Еще одной из присутствующих, помимо Пилар и вашей покорной слуги, была Гвен Хэнсен. На самом деле ее звали Гвендолин Мур-Бентли-Бейкер-Хенсен. Она трижды побывала замужем, теперь приближалась к сорока и статусу «сочувствующего», когда члены ЛИУК вынуждены выполнять не активную роль, а, скорее, наблюдать и контролировать. Мы все знали, что она переспала со всем Уиллоу-Криком, сделав секс своим любимым видом спорта. Гвен никогда бы не попала в ЛИУК, если бы уже к тому времени не состояла в Лиге. Выгнать однажды принятую в члены Лиги женщину ужасно сложно, это все равно что лишить судейского статуса члена Верховного суда.
К несчастью для ЛИУК, у Гвен денег даже больше, чем у меня, так что в качестве последнего средства мы решили выдать ее замуж в четвертый раз, в надежде, что это ее успокоит.
Что касается Пилар, то ее гневный пронзительный взгляд меня не беспокоил.
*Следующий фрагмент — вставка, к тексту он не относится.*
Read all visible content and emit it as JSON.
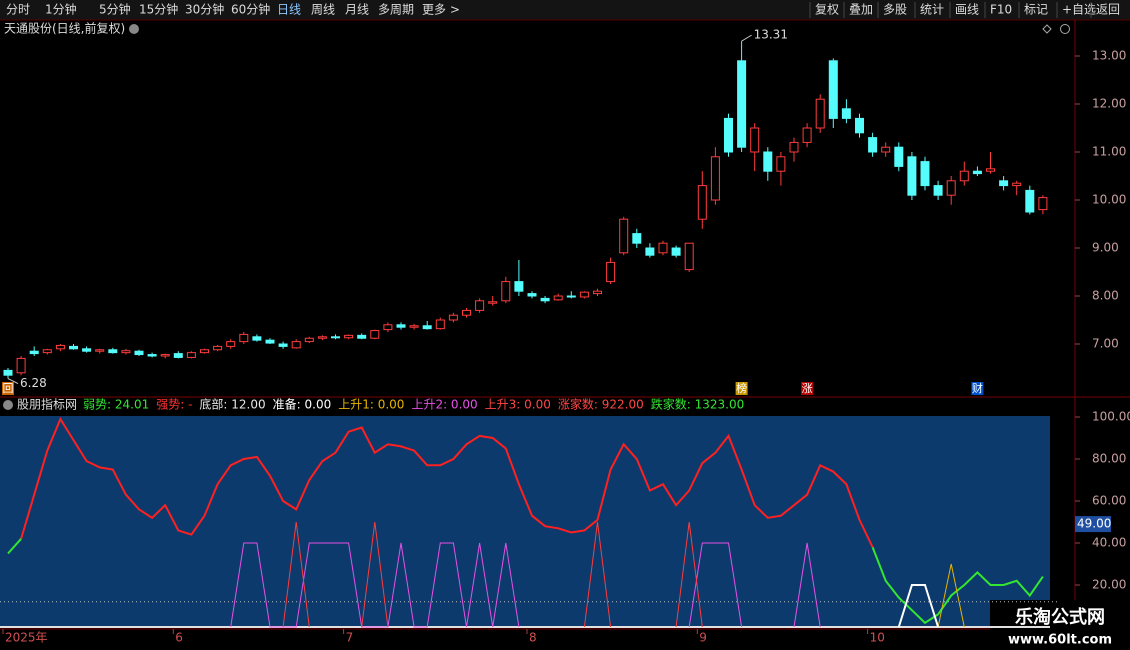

Что она может сделать? Выгнать меня? Меня, Фреди Уайер?
Несмотря на все амбиции Пилар, никто из нашего круга не сомневался, что я пойду по стопам своей матери и когда-нибудь стану президентом Лиги избранных.
Я нежно улыбнулась ей:
– Пилар, дорогуша, если ты хочешь взять заявки и просмотреть их сама, я не против.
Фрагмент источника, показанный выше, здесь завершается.